Dean A. Bangsund, Dan J. Nudell, and F. Larry Leistritz1

Abstract: Analysis of the economic feasibility of using a multi-species grazing program to control leafy spurge was based on adding a sheep enterprise to an existing ranch or leasing sheep during the grazing season. Several sheep enterprise budgets were developed for different flock size, performance, and financial characteristics. Fencing expenses were estimated for adding wire to an existing fence or for constructing new fence.

Treatment costs included fencing expenses and net returns from a sheep enterprise (which could be positive or negative) or expenses from leasing sheep. Returns from control included recouping lost grazing outputs (for cattle) from within the infestation and maintaining existing grazing capacity by preventing current infestations from expanding.

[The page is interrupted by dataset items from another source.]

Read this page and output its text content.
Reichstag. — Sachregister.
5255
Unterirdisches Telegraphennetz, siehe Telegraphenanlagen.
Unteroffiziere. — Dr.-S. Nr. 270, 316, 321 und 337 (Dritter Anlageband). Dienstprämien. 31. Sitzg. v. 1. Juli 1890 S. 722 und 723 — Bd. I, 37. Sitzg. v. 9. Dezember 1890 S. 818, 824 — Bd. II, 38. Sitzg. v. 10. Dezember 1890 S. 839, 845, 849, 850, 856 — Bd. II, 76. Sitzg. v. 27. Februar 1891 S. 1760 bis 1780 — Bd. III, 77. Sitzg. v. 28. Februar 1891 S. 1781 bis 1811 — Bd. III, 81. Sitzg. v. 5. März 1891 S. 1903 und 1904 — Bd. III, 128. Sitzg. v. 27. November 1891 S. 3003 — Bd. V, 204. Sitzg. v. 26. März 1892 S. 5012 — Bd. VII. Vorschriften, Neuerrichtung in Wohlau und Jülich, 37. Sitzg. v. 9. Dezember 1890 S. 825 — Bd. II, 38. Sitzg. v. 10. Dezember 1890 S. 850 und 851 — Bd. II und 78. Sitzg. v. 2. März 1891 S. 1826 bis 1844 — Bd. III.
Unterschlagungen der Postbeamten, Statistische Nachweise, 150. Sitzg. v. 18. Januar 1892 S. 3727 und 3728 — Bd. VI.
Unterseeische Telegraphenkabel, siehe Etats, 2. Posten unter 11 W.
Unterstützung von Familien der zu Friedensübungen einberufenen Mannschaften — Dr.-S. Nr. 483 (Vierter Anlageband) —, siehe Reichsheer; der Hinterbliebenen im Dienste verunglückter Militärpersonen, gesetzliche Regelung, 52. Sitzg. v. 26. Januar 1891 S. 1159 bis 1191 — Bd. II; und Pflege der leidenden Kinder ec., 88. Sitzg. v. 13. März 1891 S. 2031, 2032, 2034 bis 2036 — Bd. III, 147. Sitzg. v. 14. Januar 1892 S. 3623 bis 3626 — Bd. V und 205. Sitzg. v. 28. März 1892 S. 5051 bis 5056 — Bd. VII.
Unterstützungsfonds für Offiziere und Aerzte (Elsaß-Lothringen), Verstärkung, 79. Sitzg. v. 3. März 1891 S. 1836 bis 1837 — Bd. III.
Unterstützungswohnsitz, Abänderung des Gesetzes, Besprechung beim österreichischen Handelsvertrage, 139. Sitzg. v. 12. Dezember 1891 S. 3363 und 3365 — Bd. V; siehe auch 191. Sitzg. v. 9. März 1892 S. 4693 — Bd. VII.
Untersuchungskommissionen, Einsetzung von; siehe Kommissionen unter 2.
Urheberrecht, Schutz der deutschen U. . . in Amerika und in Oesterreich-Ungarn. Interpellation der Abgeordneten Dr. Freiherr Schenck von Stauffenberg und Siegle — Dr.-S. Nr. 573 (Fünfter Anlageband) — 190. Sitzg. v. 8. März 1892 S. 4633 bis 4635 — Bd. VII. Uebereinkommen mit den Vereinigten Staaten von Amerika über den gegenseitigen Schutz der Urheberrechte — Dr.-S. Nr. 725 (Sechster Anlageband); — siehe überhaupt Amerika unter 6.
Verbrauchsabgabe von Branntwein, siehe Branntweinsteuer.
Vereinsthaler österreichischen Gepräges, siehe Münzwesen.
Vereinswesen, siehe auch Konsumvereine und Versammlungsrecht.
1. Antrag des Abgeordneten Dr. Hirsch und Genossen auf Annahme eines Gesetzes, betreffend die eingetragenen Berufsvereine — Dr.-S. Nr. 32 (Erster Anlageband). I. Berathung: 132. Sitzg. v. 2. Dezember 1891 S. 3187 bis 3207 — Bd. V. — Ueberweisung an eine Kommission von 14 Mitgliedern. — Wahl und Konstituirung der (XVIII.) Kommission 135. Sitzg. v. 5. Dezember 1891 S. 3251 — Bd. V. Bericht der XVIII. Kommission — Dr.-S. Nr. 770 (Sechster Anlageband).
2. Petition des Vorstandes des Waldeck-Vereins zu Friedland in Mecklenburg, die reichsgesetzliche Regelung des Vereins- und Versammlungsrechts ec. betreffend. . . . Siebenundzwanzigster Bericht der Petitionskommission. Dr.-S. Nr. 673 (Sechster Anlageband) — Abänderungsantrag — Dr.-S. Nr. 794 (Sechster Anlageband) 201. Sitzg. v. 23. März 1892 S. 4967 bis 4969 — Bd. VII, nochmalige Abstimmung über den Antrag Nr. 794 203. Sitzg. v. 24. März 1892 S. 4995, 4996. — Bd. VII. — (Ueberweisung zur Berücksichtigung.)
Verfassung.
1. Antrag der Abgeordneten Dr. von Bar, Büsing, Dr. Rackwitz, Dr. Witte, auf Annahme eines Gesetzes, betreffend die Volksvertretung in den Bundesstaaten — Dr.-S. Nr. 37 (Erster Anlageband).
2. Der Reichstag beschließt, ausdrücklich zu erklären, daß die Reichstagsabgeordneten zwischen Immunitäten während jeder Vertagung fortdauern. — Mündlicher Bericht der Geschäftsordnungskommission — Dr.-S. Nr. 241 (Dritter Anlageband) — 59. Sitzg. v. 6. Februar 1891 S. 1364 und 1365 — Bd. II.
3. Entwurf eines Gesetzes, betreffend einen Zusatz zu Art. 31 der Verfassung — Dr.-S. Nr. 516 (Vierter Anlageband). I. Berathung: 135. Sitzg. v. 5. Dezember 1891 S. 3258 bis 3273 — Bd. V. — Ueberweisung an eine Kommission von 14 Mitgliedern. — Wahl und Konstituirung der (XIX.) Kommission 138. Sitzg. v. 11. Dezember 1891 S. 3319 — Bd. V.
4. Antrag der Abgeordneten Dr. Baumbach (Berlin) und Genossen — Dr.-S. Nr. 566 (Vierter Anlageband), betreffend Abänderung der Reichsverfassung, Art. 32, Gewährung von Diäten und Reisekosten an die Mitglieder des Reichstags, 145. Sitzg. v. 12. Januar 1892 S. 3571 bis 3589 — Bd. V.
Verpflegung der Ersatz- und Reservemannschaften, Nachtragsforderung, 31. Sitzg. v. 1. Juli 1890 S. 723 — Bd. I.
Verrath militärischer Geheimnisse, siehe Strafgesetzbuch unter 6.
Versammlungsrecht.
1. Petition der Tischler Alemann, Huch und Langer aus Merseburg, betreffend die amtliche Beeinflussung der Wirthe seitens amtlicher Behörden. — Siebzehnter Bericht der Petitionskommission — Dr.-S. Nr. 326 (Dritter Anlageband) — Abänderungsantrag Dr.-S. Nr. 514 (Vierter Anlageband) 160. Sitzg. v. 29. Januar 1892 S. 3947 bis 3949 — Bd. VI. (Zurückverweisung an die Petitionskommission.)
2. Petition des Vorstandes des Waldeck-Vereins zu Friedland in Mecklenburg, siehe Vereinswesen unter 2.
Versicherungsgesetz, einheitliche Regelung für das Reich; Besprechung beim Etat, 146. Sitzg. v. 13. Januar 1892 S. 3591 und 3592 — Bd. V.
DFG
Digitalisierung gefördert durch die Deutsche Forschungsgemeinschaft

Rangeland with 0.2 to 0.8 AUMs/acre stocking rates was evaluated.

When flock performance (e.g., lambing rate, weaning weight) was equal to that of established sheep producers (best case scenario) over a ten-year period, treatment benefits greatly exceeded costs in all situations. When flock performance was equal to that of unassisted lambing flocks (worst case scenario), treatment benefits generally exceeded costs only on more productive rangeland (0.7 AUMs/acre or greater). However, in most of those situations, a multi-species grazing program resulted in less economic loss than not controlling the infestation. The majority of ranchers adopting a sheep enterprise will likely be somewhere in between these two scenarios. A lease rate of $1 per head per month was economical in many of the control situations, but lease rates of $2 per head per month would not be recommended.

Probably the biggest factor influencing the economics of control was enterprise returns. Since numerous factors can affect the net returns for a sheep enterprise, a careful evaluation using site- and rancher-specific inputs would be recommended before implementing sheep grazing as a leafy spurge control method.
 


1Dean A. Bangsund, Research Scientist, Department of Agribusiness and Applied Economics, North Dakota State University, Fargo, ND 58105. Dan Nudell, Research Specialist, Hettinger Research and Extension Center, North Dakota State University, Hettinger, ND 58639. F. Larry Leistritz, Professor, Department of Agribusiness and Applied Economics, North Dakota State University, Fargo, ND 58105.